All Times ET
Program is Subject to Change
On the Missing Data Analysis with High-Dimensional Data (308004)Sixia Chen, University of Oklahoma Health Sciences Center
*Chao Xu, University of Oklahoma Health Science Center
Keywords: Missing data, high dimensional data, doubly robust, penalized regression
The advancement of data collection and storage technology produce big volume and high dimensional data for clinical and basic science research, such as the electronic health/medical records with hundreds even thousands of variables. Most of the existing methods for missing data imputation were designed for low dimensional data with less the number of variables (p) than sample size (n), which were inappropriate for high dimensional data (p=n) due to the rank deficiency of the design matrix or other problems. It is urgent to develop new method for the missing data analysis that can deal with the high dimensional data. We propose three approaches based on the folded concave smoothly clipped absolute deviation (SCAD) penalty function for handling missing data with high dimensional covariate in this study. The imputation approach solving is valid under the correct imputation model. The propensity score approach works under the correct non-response model.

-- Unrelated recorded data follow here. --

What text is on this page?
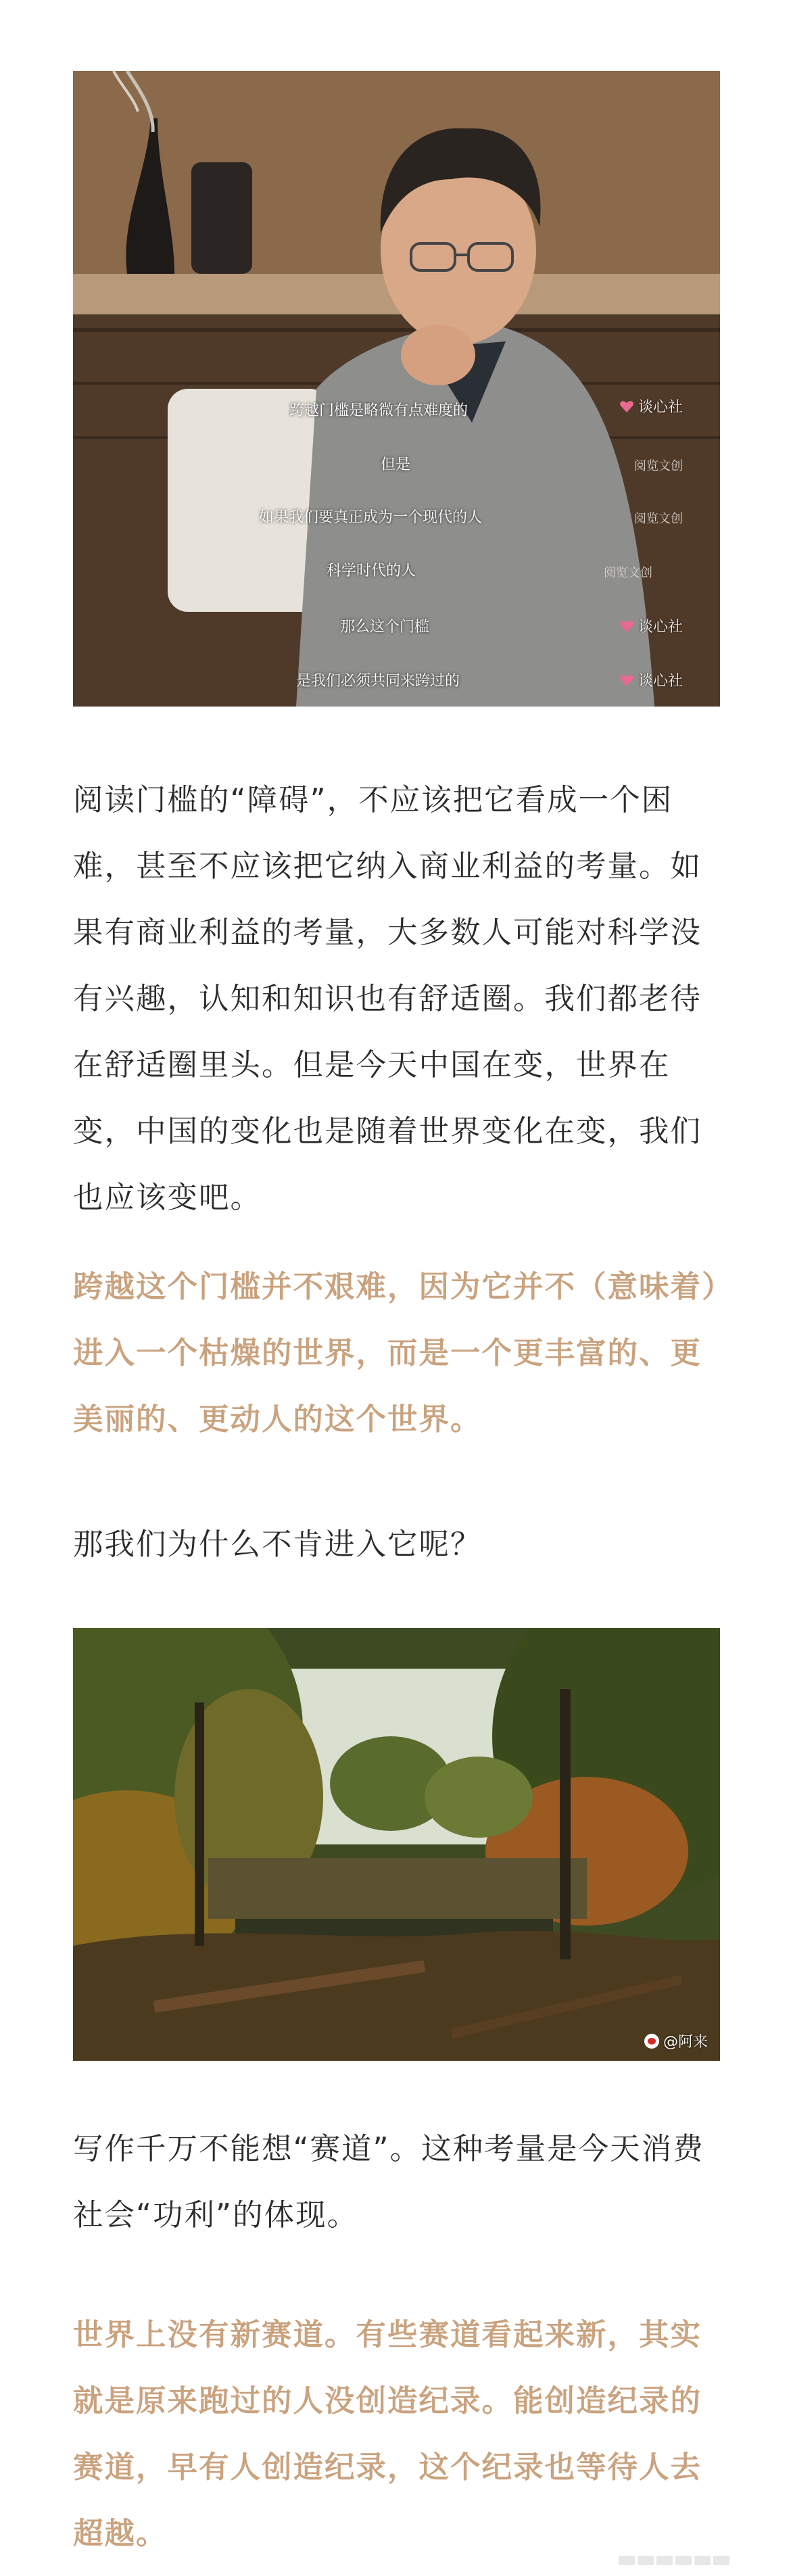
跨越门槛是略微有点难度的
但是
如果我们要真正成为一个现代的人
科学时代的人
那么这个门槛
是我们必须共同来跨过的
谈心社
阅览文创
阅览文创
阅览文创
谈心社
谈心社

阅读门槛的“障碍”，不应该把它看成一个困难，甚至不应该把它纳入商业利益的考量。如果有商业利益的考量，大多数人可能对科学没有兴趣，认知和知识也有舒适圈。我们都老待在舒适圈里头。但是今天中国在变，世界在变，中国的变化也是随着世界变化在变，我们也应该变吧。

跨越这个门槛并不艰难，因为它并不（意味着）进入一个枯燥的世界，而是一个更丰富的、更美丽的、更动人的这个世界。

那我们为什么不肯进入它呢？

@阿来

写作千万不能想“赛道”。这种考量是今天消费社会“功利”的体现。

世界上没有新赛道。有些赛道看起来新，其实就是原来跑过的人没创造纪录。能创造纪录的赛道，早有人创造纪录，这个纪录也等待人去超越。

Doubly robust approaches work when one of the assumed models is correctly specified and they enjoy the so called doubly robustness properties. The simulation and real data analysis show our high dimensional approaches outperformed existing methods with less imputation bias and variance when p=n. The imputation and doubly robust approaches yielded similar result and were better than the propensity score approach. In addition, our approaches tightly matched the existing methods when analyzing low dimensional data.